Je me posais la question cette après-midi, en fait.
Ma première réflexion a été de me dire que les comics sont passés du kiosque à la librairie sur un laps de temps beaucoup plus long que les mangas, qui sont arrivés assez vite en librairie, et ont donc été confrontés à la fois à une exigence méthodologique (en interne) et au regard du public (en externe). Le fanzinat comics s’est imposé au tout début des années 1980, et somme toute précède de peu le fanzinat manga (que je date de Mangazone, donc vers 1988 ou 1989 je crois, mais je me trompe peut-être).
Je pense que la presse spécialisée (amateur ou non… mais la presse amateur a l’avantage d’être spécialisée, et donc pointue) a exprimée assez vite un avis sur les traductions (notamment par le prisme de la censure, qui occupait bien les pages de Scarce au début des années 1980, par exemple), attirant donc l’attention du public sur cette dimension, mais aussi des éditeurs.
Donc, pour faire court, je pense que l’édition manga a vécu en accéléré ce que l’édition comics a vécu sur un temps plus long (parce que c’était longtemps cantonné aux kiosques et que, au pays de l’album roi, tout le monde s’en fout).
C’est un peu l’arrivée des super-héros en albums (donc dans la deuxième moitié des années 1980) qui a fait naître des débats sur la traduction. Je me souviens de nombreuses critiques à l’égard des traductions de Janine Bharucha pour la collection « Comics USA », critiques qui me semblent assez injustifiées tant ses traductions, parfois un peu sèches, me semblent plutôt fidèles et de qualité. Mais Janine, épouse de Fershid, incarne ces pratiques dites « à la débrouille », où l’on fait tout en famille, entre amis… Phénomène qui se retrouve chez quelques éditeurs, dont Delcourt. C’est aussi de bonne guerre : on bosse avec des gens qu’on connaît et qui sont proches, quand on monte des structures.
Et dans cette période transitoire, la traduction est devenue un enjeu. Il n’est que de se souvenir de la promo faite autour du nom de Jean-Patrick Manchette pour sa traduction de Watchmen, ou bien de l’argument avancé d’une nouvelle traduction du Dark Knight pour l’édition Zenda, après celle de l’édition Aedena.
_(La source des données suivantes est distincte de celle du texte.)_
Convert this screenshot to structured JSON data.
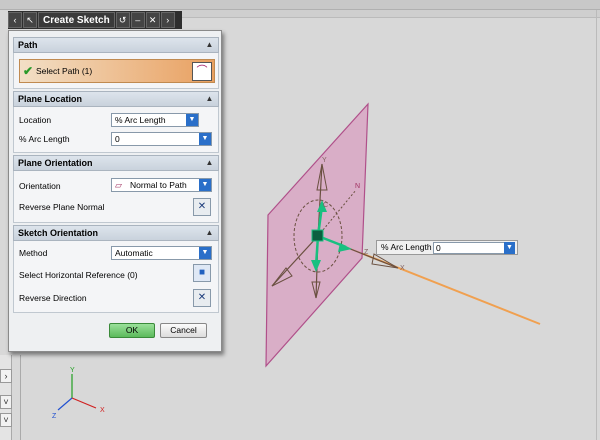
{
  "dialog": {
    "title": "Create Sketch",
    "titlebar_icons": [
      "chevron-left-icon",
      "arrow-cursor-icon",
      "reset-icon",
      "minimize-icon",
      "close-icon",
      "chevron-right-icon"
    ],
    "path": {
      "header": "Path",
      "select_label": "Select Path (1)"
    },
    "plane_location": {
      "header": "Plane Location",
      "location_label": "Location",
      "location_value": "% Arc Length",
      "arc_label": "% Arc Length",
      "arc_value": "0"
    },
    "plane_orientation": {
      "header": "Plane Orientation",
      "orientation_label": "Orientation",
      "orientation_value": "Normal to Path",
      "reverse_label": "Reverse Plane Normal"
    },
    "sketch_orientation": {
      "header": "Sketch Orientation",
      "method_label": "Method",
      "method_value": "Automatic",
      "horiz_label": "Select Horizontal Reference (0)",
      "reverse_dir_label": "Reverse Direction"
    },
    "ok_label": "OK",
    "cancel_label": "Cancel"
  },
  "floating_field": {
    "label": "% Arc Length",
    "value": "0"
  },
  "scene": {
    "axis_labels": {
      "x": "X",
      "y": "Y",
      "z": "Z",
      "n": "N",
      "c": "C"
    },
    "triad_labels": {
      "x": "X",
      "y": "Y",
      "z": "Z"
    }
  },
  "colors": {
    "plane": "#d88ab8",
    "path": "#f0a050",
    "handle": "#18c080",
    "ok": "#5cba5c"
  }
}
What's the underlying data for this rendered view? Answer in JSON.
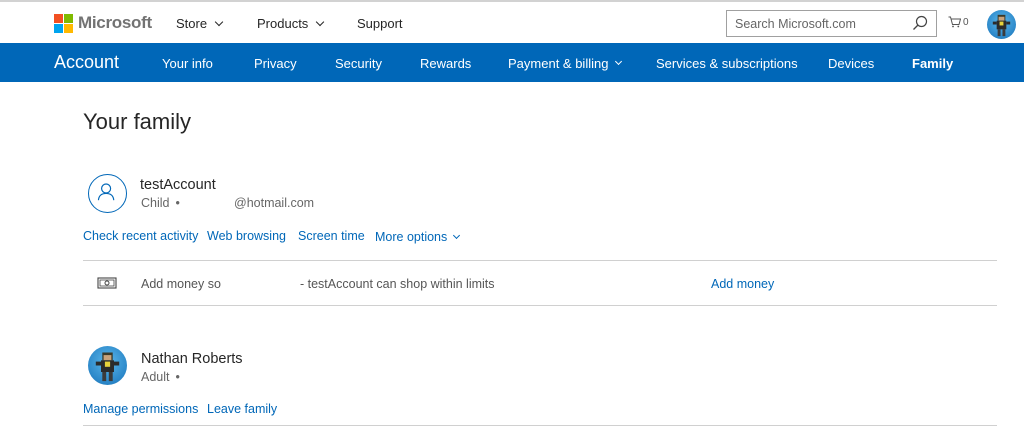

Avant cette période de passage du kiosque à la librairie, les éditeurs traduisaient avec une grande liberté. Ça fonctionnait pas mal chez Lug, où l’équipe était parfois elliptique mais imposait un argot et un ton naturel qui fonctionnait bien. Ils semblaient aussi connaître le matos, s’intéresser. Et ils avaient de bons lettreurs (dont Rémy Bordelet). Et ça marchait beaucoup moins bien chez Sagédition (style télégraphique) ou chez Arédit (lettrage machine et traduction raide). Mais à l’époque, sans le coup de projo de l’édition librairie et sans la presse fanzine, le lecteur consommait : après tout, il n’y avait que ça, ce qui fait encore un point de comparaison avec les premières éditions manga.